Image 3Update: According to Reuters: "The proposal was withdrawn shortly before a meeting of the ABA’s Council of the Section of Legal Education and Admission to the Bar on Friday, when it was slated to discuss the proposal."  Unfortunately, the article suggests that the Council plans to reintroduce a modified plan at some future date. 

It seems that the ABA Council on Legal Education has done the impossible, by garnering nearly universal agreement among law professors across schools, subject matters, and ideologies, that their latest proposed rule is really, really bad. I blogged about the proposal earlier, here.  Here's criticism (many calling for an end to the ABA's accreditation role) from Gerard Magliocca (The ABA Gets An F), Brian Leiter (ABA Council on Legal Education ignores critics, offers no substantive responses, and says "full speed ahead" with disrupting legal education at most of the nation's law schools), Josh Blackman (The ABA Disregards Law School Objections, Mandates 12 Credits of Experiential Learning), and Dan Rodriguez (The ABA Council is playing a game of chicken).  

Coincidentally (or probably not), Adam Chilton (University of Chicago – Law School), Peter A. Joy (Washington University in St. Louis – School of Law), and Kyle Rozema (Northwestern University – Pritzker School of Law) posted within a few days this draft paper to SSRN. From the paper:

[W]e exploit the considerable differences in the prevalence of experiential offerings across law schools that existed before the ABA reform. In particular, we leverage the fact that some schools already had large numbers of filled experiential positions, while others had relatively few. Comparing the schools that likely witnessed the largest and smallest effects of the reform in a difference-in-differences research design, we find no evidence that the reform affected bar passage rates, employment in JD-advantage jobs,  employment in jobs requiring a law license, or law schools’ net tuition.

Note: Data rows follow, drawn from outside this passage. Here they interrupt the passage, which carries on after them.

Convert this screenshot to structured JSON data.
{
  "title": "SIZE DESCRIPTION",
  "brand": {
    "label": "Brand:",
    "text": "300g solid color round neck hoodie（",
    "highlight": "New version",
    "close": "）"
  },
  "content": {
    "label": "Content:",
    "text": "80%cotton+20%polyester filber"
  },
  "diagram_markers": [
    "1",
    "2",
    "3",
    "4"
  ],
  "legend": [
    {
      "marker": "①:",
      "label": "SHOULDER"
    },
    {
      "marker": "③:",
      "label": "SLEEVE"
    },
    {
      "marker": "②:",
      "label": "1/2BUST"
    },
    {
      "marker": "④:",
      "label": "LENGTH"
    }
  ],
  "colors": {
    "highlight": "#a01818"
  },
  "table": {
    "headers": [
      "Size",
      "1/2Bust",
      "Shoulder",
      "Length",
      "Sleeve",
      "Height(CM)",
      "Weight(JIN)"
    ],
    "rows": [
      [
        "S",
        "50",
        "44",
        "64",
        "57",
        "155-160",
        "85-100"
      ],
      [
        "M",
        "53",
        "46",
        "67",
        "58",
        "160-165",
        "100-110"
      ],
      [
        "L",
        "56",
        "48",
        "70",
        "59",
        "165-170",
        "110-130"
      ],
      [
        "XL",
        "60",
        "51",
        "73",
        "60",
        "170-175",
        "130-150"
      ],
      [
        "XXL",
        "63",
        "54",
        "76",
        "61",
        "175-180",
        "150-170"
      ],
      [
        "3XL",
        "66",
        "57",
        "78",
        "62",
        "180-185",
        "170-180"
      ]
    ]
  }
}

Obviously timely, given the proposal. And here's the abstract:

The Evolution of Experiential Legal Education

Adam Chilton
University of Chicago – Law School

Peter A. Joy
Washington University in St. Louis – School of Law

Kyle Rozema
Northwestern University – Pritzker School of Law

Date Written: August 21, 2025

Abstract
To help bridge the gap between legal education and legal practice, in 2014 the American Bar Association adopted a requirement that law students take at least six credits of "experiential" courses. Despite limited research on the effects of this reform, the ABA is currently considering a new reform that would require law students to take twice as many experiential credits to graduate. We provide new evidence for this debate by studying the evolution of experiential legal education and the impacts of the 2014 reform. We compile data reported by law schools to the ABA to document a dramatic rise in the number of experiential opportunities available to students even before the reform, and we find no evidence that the reform improved bar passage rates or employment outcomes. However, we also find no evidence that the reform increased tuition. We then use transcript data from one law school to study how the 2014 reform impacted students' course selections. We find evidence suggesting that the reform expanded access to clinics primarily to students least inclined to benefit from them but without displacing students most inclined to benefit from them.